Podcast Review: Are We There Yet?

New Horizons Explores Pluto. Artist Rendition. Courtesy of NASA

“Are we there yet?”

                                    -Bart and Lisa Simpson


                                    -Homer Simpson

In popular science, few things are as romanticized as space exploration. It is the classic science fiction plot: the fearless captain and his loyal crew, journeying where no man has gone before. Yet to the average American, space exploration appears to be beyond our grasp, a distant, fanciful possibility in the drudgery of day-to-day life.

A new podcast is hoping to change that perception. “Are We There Yet,” hosted by Brendan Byrne, follows the multifaceted efforts of interplanetary space travel, ranging from NASA’s New Horizons Probe to Elon Musk’s mission to Mars. Through informative discussion and interviews with the men and women at the forefront of space exploration, Byrne hopes to answer to question: “are we there yet?”

Byrne was inspired to start his podcast after researching NASA and other organizations’ plans to go to Mars. Byrne chose the podcast format over a traditional news segment so that he could explore his topics in greater detail. “I get the chance to really dig into these topics and not be constrained by time,” he explained. “I hope each episode inspires the listener to do some more exploring on their own.”

Each week, Byrne introduces a topic, briefly shares his own perspective on the state and significance of the issue, and introduces his guest, whom he then interviews for the remainder of the podcast. His guests are typically scientists, researchers, and engineers from institutions such as NASA and Caltech’s Jet Propulsion Laboratory—all at the forefront of their field. They are courteous, intelligent, and highly informed.

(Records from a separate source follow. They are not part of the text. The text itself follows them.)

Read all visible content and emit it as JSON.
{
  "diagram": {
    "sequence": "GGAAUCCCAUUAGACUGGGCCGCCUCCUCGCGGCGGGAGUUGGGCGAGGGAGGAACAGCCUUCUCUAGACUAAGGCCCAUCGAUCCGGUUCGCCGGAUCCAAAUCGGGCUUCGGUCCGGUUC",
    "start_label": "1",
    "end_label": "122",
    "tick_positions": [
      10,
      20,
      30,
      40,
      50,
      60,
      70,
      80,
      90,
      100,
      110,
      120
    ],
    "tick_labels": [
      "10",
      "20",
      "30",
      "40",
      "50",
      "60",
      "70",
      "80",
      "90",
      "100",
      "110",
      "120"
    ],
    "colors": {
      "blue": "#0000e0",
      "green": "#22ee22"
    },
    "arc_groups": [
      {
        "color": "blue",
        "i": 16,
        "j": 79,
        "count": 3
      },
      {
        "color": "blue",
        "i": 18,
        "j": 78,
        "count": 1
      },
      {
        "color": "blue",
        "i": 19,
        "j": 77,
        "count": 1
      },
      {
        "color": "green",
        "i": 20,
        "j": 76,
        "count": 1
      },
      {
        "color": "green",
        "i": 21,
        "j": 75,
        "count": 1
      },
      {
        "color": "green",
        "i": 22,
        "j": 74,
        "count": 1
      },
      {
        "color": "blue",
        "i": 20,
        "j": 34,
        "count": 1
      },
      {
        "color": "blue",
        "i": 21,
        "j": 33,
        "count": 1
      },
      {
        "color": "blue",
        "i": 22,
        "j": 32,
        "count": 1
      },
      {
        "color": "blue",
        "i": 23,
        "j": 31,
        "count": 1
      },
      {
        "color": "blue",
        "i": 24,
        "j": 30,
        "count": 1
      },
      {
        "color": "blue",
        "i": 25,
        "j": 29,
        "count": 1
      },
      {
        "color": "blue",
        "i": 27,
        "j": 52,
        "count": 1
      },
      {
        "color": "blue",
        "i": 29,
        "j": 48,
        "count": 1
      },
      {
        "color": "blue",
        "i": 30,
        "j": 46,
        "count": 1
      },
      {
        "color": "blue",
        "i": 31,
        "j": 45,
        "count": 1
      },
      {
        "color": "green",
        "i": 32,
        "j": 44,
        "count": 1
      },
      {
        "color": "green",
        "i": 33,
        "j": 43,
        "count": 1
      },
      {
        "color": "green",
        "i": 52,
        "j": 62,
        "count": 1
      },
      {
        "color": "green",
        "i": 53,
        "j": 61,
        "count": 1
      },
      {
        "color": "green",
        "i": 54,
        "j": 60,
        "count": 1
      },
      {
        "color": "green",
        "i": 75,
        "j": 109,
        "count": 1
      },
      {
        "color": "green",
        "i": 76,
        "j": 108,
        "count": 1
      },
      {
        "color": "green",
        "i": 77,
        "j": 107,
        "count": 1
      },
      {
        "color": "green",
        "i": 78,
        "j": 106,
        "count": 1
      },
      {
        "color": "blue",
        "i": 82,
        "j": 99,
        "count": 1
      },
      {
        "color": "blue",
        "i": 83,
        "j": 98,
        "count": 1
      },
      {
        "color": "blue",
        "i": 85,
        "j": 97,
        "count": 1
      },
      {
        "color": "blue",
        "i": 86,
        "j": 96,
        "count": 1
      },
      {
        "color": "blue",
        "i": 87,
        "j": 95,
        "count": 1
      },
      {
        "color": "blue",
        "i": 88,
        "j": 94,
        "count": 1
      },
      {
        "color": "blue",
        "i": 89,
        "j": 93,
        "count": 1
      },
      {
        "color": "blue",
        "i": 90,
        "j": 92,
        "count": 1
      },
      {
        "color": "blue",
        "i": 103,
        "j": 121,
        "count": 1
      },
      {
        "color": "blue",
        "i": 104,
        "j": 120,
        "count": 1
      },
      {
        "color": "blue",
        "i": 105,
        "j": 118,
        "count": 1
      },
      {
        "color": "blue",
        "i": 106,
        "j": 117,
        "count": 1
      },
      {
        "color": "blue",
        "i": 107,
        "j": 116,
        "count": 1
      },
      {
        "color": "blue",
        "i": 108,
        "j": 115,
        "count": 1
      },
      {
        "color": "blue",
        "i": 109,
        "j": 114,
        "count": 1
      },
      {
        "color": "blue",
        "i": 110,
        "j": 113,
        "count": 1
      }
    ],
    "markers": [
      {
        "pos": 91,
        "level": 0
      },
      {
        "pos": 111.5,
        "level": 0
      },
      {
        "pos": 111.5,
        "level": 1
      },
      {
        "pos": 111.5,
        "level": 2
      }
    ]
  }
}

They are not, however, entertaining. While excellent sources of information, Byrne’s interviews are often dry and at times descend into jargon. While expert sources are an invaluable part of the show, the podcast would benefit from more speaking time by the host. When Byrne speaks, he makes the subject immediately more accessible. “I hope to take these insanely complicated technologies or plans and make them understandable,” he explained. He also understands the importance of public interest in the future of space exploration. “To succeed at space exploration, we need public support.” As a host, Byrne is excellent at exposing his listeners to these complicated technologies. He simply needs to put greater emphasis on making them accessible.

While “Are We There Yet?” presents scientifically accurate and relevant information, it does not capture the audience’s imagination. There is promise though. “We’re hoping to expand the show into a more produced and immersive experience,” he stated. If Byrne can execute his vision, “Are We There Yet” will be a compelling, entertaining, and informative program. Right now, however, it is more a weekly fireside chat. For those captivated by the subject alone, however, this podcast is still worth a listen.